Alexandra didn't understand a word they were saying as she was pushed onto the platform and into the chair. One of the men pried her mouth open and shoved a mouthguard between her teeth. She bit down on it angrily as she writhed around, but someone was pinning her down. Restraints clicked into place around her wrists and her ankles, holding her limbs to the chair. Slowly, some sort of black metal lowered onto her face, covering her left eye and the right side of her head.

"Shag nazad. Gotovo," the scientist said. Step back. It's ready. Alexandra watched as the men who apprehended her backtracked off the platform, never once looking away from her. Her skin tightened over her muscles as she tried to escape the chair to no avail. The scientist put his hand on a small lever and looked at her quickly. Then, his fingers yanked the switch, sending an electrical current through her brain.

"Stop!" Alexandra managed to yell. Her top teeth gnashed against the mouthpiece, tearing right through the rubber. Every single muscle in her body tensed as her screams bounced off the high ceilings. She was too focused on the pain to realize that her whole life was being erased, draining from her head like sap from a tree. The creature in the chair was not a person anymore, not truly alive, not anything but Hydra's pawn in a much larger game. Alexandra Carter was gone now, and at this the scientist smiled. He retracted the apparatus surrounding the girl's head and unlocked the restraints. He then walked around the platform, stopping directly at the center of her line of vision.

"Look at me," he said. She did. "Your name is KillSwitch. You will train for Hydra. You will work for Hydra. You will kill for Hydra. You will do exactly as we say. And if you ever step out of line, the barrel of that gun over there will be halfway down your throat before you utter a word. Do you understand?" Silence. "I said, do you understand."

"Yes," KillSwitch whispered. Her voice cracked halfway through the word, and tears began to well in her eyes. She didn't know who or where she was, but somehow she knew that she was broken. KillSwitch must have been nothing, the kind of person you step on without hesitating, she thought. She was nothing.

The scientist took a few steps away from KillSwitch. "Good. Now, go to your cell. Guards!"
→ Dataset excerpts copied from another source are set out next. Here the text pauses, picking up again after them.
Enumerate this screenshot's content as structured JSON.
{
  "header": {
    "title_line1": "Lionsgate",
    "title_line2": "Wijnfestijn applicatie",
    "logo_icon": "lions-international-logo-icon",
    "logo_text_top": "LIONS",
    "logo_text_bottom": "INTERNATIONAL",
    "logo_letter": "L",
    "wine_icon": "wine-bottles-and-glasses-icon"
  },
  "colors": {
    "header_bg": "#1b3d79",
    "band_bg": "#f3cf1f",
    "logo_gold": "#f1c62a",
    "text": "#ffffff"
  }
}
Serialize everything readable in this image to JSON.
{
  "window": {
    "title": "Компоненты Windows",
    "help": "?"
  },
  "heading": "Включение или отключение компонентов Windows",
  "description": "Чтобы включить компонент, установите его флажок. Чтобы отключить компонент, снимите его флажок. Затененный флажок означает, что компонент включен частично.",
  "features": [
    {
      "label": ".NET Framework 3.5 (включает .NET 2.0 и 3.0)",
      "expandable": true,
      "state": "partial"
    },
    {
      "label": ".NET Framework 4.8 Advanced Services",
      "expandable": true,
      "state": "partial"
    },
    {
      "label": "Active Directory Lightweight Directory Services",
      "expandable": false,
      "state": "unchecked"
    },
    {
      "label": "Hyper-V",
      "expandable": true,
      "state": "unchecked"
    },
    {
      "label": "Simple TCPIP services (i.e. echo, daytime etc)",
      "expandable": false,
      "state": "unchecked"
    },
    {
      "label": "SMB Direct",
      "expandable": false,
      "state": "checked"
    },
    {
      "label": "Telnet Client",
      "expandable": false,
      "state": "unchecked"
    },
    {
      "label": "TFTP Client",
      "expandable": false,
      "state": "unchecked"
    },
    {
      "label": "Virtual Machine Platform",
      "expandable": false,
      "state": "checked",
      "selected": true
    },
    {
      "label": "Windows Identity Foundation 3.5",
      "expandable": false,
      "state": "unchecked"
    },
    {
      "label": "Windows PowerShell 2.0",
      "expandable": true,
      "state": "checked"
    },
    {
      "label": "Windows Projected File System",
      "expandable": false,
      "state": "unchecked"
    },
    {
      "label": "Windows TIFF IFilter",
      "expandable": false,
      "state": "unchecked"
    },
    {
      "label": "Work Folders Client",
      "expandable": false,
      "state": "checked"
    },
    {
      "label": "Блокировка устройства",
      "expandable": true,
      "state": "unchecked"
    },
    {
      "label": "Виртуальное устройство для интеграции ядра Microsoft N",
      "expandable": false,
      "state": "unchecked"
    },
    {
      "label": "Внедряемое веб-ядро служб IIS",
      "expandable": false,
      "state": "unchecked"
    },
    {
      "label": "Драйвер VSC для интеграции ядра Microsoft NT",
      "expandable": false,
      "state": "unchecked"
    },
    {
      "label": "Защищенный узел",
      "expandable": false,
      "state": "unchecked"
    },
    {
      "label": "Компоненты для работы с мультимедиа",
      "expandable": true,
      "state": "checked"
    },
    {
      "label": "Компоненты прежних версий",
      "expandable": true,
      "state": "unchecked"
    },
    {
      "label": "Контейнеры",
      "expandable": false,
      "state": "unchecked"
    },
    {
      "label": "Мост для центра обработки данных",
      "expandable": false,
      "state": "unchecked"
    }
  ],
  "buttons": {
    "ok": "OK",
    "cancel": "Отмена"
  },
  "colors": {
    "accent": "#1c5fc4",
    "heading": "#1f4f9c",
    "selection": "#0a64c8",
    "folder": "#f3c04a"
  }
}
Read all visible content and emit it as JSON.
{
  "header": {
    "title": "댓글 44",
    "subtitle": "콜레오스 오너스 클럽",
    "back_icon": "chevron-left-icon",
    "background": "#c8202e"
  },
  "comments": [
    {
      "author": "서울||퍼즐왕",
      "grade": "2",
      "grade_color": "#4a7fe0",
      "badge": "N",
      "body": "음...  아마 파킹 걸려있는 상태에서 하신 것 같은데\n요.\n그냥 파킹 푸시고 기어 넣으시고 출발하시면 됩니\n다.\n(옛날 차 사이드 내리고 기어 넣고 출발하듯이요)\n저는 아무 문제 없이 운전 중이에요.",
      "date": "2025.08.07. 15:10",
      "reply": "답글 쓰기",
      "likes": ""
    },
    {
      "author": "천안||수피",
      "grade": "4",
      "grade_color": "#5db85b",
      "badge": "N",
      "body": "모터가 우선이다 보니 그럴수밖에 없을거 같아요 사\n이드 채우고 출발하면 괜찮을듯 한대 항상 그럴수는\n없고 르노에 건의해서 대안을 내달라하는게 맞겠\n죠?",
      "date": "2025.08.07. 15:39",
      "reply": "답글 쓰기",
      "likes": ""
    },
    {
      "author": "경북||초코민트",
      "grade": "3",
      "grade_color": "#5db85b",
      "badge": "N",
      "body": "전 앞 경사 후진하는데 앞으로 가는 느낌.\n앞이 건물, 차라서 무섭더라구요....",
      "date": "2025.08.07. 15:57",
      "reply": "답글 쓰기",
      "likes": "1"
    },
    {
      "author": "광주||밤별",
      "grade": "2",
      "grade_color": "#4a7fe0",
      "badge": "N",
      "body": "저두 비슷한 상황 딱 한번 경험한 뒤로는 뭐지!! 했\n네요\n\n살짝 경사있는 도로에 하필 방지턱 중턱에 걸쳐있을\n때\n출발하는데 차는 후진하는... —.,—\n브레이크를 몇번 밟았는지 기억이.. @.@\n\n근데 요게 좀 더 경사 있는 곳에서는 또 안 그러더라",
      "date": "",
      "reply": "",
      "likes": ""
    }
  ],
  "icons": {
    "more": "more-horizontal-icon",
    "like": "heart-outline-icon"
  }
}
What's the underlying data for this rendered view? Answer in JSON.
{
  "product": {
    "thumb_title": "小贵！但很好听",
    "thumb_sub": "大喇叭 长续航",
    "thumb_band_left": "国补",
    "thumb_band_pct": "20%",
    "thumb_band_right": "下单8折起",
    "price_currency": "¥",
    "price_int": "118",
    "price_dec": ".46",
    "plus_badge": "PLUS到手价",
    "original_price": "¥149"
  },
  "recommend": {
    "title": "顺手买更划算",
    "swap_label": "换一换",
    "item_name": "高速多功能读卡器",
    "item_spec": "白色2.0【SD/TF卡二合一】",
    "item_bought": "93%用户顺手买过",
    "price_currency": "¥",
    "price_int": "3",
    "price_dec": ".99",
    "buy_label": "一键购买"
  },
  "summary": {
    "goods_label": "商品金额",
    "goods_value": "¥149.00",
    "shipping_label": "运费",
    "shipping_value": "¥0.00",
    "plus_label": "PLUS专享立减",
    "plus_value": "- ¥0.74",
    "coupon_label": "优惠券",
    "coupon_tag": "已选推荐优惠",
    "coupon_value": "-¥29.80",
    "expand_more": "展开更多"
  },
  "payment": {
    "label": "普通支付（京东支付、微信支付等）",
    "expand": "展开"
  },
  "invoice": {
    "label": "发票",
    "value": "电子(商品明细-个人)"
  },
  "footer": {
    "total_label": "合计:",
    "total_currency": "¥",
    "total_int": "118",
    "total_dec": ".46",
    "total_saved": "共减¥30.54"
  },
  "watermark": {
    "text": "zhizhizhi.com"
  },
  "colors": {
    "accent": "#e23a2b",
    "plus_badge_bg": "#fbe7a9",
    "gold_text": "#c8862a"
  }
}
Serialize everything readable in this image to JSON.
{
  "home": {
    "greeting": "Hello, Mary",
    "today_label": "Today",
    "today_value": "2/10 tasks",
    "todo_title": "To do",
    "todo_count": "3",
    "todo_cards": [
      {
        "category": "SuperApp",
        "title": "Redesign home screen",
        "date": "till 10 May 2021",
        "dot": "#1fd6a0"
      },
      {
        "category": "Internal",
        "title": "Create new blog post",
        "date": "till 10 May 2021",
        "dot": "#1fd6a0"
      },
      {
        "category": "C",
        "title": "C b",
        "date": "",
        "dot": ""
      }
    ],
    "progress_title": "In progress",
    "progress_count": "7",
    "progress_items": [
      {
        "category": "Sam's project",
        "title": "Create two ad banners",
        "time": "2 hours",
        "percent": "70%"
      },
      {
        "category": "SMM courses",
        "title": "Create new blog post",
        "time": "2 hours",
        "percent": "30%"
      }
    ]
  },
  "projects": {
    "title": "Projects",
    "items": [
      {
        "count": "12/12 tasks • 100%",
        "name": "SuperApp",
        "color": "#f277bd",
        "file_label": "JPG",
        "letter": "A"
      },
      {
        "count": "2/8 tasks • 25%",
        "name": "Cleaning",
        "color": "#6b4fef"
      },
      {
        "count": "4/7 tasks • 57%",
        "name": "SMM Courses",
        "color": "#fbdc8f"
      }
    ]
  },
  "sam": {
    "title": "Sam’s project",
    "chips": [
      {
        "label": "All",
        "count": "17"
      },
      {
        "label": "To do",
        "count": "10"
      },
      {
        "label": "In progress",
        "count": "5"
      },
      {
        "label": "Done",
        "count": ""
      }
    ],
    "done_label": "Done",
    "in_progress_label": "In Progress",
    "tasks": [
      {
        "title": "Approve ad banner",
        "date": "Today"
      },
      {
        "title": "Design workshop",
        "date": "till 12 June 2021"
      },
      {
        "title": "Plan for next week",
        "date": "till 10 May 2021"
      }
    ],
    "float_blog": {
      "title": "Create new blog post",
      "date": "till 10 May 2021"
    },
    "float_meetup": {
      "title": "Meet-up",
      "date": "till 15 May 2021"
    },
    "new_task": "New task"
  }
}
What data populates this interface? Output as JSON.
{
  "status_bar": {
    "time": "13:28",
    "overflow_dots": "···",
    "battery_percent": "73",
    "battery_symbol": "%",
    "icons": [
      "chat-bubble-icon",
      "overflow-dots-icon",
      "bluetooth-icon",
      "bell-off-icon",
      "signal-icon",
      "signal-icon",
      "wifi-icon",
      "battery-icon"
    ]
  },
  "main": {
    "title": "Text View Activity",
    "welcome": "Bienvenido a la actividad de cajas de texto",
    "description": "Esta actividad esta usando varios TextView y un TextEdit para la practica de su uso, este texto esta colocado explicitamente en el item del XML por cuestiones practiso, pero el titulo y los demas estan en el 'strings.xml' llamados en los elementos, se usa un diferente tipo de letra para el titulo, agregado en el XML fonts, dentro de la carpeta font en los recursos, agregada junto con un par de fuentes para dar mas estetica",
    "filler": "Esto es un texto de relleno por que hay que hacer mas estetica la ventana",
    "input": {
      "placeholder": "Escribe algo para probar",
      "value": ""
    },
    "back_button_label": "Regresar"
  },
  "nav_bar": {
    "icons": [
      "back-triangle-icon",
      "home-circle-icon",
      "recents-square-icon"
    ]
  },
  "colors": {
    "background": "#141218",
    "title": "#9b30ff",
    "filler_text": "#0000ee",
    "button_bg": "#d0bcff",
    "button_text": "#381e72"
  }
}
A guard grabbed KillSwitch by the wrist and pulled her upright. Her head swiveled back and forth atop her neck, taking in the unfamiliar room. It was high-ceilinged, made of solid metal, and it appeared to be some kind of epicenter, with hallways leading outward like the arms of a starfish. She was pushed down one of the hallways, at the end of which sat a small room with liquid pooling in the craters of the uneven floor. Without being ordered, KillSwitch entered the cell, bars slamming behind her. Her legs, which she noticed were long and disgustingly thin, gave out, making a nauseating sound as her kneecaps cracked against the cement.

"KillSwitch," the girl whispered to herself. "My name is KillSwitch."

KillSwitch. Her name was KillSwitch. She had no idea what her own face looked like, but something told her that if she glanced into a mirror, a face less than human would stare back at her. She wished she knew what she'd done for this to happen. Who had she wronged, who had she been that she deserved this? And why did her voice sound like that of a child? These people couldn't possibly be turning a child into a killer. Unless, of course, she had done that all on her own. Her name was surely KillSwitch for a reason. She sighed, knowing only one thing for sure: whoever she had been, she would not be a murderer now, and there was nothing anyone could do to control her.